Where did this file name come from, you might wonder? It is built on-the-fly from the name of the asset in the CC Libraries panel. If you change the name of the assets in the CC Libraries panel, the name in the Links panel changes.

Thankfully, when you choose File > Package to package all your linked files, InDesign has enough sense to go out and gather up any of your assets that are linked to your cloud storage, and make a local copy of these for you.

But I ran into a glitch recently. If your asset name in your CC Libraries panel contains a slash character “/”, you’ll get the following error when you try to use the Package command:

I assume this limitation exists because the slash “/” character isn’t legal in filenames on some operating systems. I did some quick testing, and the “/” character fails on both Macintosh on Windows, the “?” character fails on Windows but not Mac, and the “:” fails on Macintosh (I didn’t test it on Windows). Curiously, if you type a period as the first character of a CC Library asset name, when you package, the asset is correctly copied to the Links folder, but it is hidden, since on the Macintosh, filenames that begin with a period are considered hidden files. Save that one for April Fool’s Day to torment your colleagues.

So with these file naming issues in mind, it’s a best practice to limit your CC Library asset names to include only A-Z, a-z, 0-9, hyphens, underscores, and spaces to ensure current and future compatibility.

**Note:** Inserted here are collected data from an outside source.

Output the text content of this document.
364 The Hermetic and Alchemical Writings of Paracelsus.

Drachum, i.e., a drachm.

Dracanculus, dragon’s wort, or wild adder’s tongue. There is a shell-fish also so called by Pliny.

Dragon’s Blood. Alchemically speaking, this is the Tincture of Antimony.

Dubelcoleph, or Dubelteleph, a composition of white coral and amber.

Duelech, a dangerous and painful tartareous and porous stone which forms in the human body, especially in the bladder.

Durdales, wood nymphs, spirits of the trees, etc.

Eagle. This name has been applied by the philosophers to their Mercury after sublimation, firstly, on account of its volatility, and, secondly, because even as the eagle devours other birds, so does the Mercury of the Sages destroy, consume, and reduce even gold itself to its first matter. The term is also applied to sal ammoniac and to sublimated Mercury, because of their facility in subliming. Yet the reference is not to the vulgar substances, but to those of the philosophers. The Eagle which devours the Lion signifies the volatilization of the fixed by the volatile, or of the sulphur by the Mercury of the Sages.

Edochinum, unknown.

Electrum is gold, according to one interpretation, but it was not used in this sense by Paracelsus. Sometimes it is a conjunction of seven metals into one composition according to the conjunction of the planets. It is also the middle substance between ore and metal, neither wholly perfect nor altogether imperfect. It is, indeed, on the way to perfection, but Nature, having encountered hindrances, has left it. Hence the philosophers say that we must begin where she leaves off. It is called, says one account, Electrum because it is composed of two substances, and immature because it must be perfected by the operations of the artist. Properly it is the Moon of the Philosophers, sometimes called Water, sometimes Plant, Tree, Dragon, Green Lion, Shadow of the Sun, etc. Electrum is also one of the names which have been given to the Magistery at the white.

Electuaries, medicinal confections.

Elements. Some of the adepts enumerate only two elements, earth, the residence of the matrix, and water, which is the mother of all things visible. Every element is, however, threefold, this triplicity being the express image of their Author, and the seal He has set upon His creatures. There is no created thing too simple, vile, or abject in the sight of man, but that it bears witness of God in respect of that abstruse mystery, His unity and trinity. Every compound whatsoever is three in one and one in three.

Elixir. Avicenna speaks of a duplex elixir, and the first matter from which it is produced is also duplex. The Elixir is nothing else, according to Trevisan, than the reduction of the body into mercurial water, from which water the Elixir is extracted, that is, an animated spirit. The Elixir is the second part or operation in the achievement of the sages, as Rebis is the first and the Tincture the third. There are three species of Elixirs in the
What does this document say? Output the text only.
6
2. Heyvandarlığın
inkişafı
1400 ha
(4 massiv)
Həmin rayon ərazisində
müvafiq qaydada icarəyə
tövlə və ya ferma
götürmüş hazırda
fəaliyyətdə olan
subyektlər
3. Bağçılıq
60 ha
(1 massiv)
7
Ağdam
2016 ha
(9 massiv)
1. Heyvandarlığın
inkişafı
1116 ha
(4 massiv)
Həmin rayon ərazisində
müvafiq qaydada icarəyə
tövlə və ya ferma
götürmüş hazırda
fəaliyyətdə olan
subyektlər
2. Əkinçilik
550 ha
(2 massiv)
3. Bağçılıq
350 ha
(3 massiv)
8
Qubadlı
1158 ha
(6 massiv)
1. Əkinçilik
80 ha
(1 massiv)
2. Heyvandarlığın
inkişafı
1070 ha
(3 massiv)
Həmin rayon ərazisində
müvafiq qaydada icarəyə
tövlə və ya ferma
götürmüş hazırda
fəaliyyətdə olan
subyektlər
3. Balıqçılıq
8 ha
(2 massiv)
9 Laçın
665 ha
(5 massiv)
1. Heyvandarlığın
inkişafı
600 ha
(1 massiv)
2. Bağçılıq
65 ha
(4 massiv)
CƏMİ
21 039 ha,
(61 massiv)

Keith Gilbert is a design consultant, developer, educator, speaker, and author. His work has taken him throughout North America, Africa, Europe, and Asia. During his 35+ year career his clients have included Adobe, Apple, Target, Oracle, and the United Nations. He is the author of several popular titles for LinkedIn Learning, Adobe Press, and CreativePro. Find him at gilbertconsulting.com and on Twitter @gilbertconsult
  • Andre Vandal says:

    I think spaces are also not recommended, especially for the web, no? I think this is why when you save for web on adobe products all spaces are replaced with underscores _

    • Lulu says:

      Spaces will be replaced by %20, which is the hex code of the Ascii space character. It’s not that readable, therfore and for historical reasons, spaces are sometimes replaced by underscores or the minus character.. This should be only true for library assets that are used in a web environment. how this concerns Indesign is not that clear to me.

  • Lulu says:

    just my 5 cents: .filenames as hidden is not a OSX property, but since ever a Unix property. As OSXs undelying systen is a Unix OS, the hidden filename property is inherited from there.

  • Tim Hughes says:

    This failure to collect a file with a slash in the name has been the case for, well ever since I can remember (CS2). As Lulu points out, a UNIX issue. I initially had problems with legacy jobs that included / in file names that were fine used in Quark documents and before OSX.

  • Dixie Church says:

    I find it hard to include any “illegal” characters in a file name, folder name, etc. even if “allowed”. Somewhere down the road they’re going to bite you, you just don’t know when. Best to stay away from them like the plague. Yes, I’m old school and some tricks are best not relearned.

    • lulu says:

      People will include any character that the system will accept. It’s a matter of convenience. And then, Americans (English speaking people to be precise) always forget, that there are people around the world using more characters then an American can imagine. And the é,ê,Ä“,Ä™,Ä—’s are the simple ones.